Change is always scary and can feel restrictive. Consumers fear the use of their data and lack of control over where it is sent. Organizations fear that less access to data will have a negative impact on their bottom line. For too long, companies have taken consumer data for granted and relied on the way things are always done. But just because a consumer signs out doesn’t mean you’ve hit a stop sign – just turn right!

User consent can wake businesses that still believe consumer privacy is at the other end of the innovation pendulum. Now is the time to rethink your digital ad strategy and rethink how you can connect with customers in a privacy-conscious way, or take the risk of losing all together.

Watch out for speed bumps! Compliance with data protection laws

Once the road rules are in place, it is important to keep an eye on the road and watch out for any unexpected obstacles. In the absence of (current) federal consumer privacy legislation, many states have enacted their own laws, including the California CPRA and the Virginia VCDPA. More states are expected to pass their own bills this year, and companies need to watch out for ever-changing regulations – especially companies that operate in many different states and jurisdictions.

The data protection landscape is constantly changing.
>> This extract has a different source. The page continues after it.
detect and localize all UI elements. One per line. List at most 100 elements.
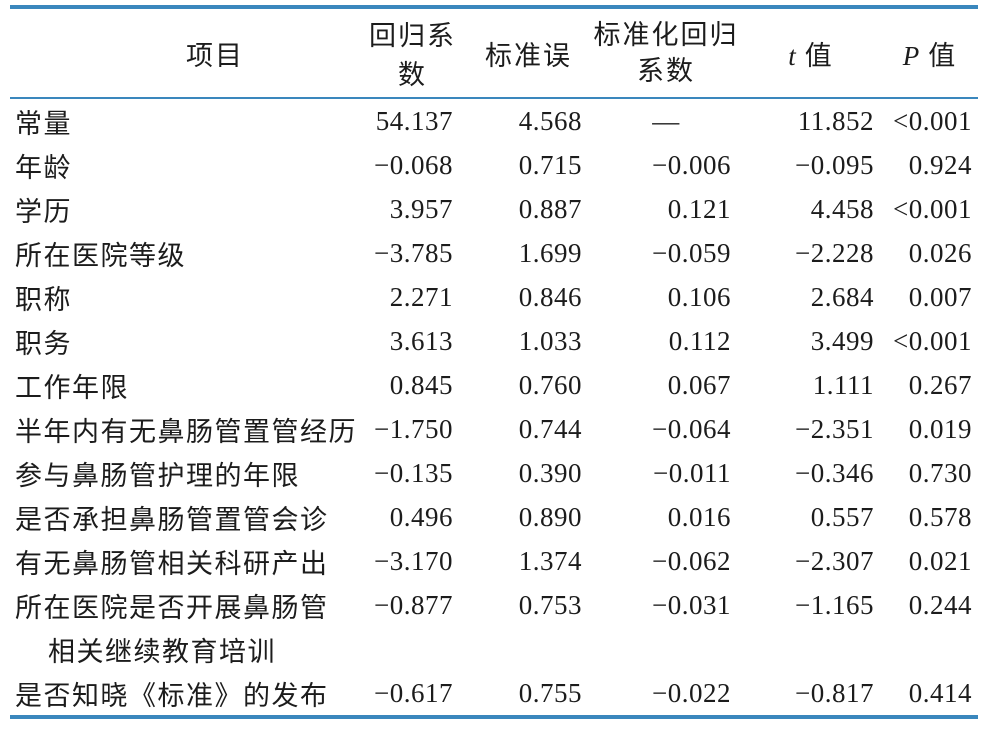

It is important for companies of all sizes and their attorneys to keep abreast of new regulations, the evolution of big technologies, and consumer demand.

Beth Magnuson, CIPP / USA, CIPP / E, joined Practical Law from Oracle, where she was a legal advisor responsible for privacy and security issues. Her previous positions at Oracle (formerly Sun Microsystems) focused on trademark and copyright issues. Previously, she was Special Counsel to Faegre & Benson, General Counsel of Pumpkin Masters, a seasonal products company, and Intellectual Property Associate at Finnegan, Henderson, Farabow, Garrett & Dunner and Welsh & Katz (now Husch Blackwell).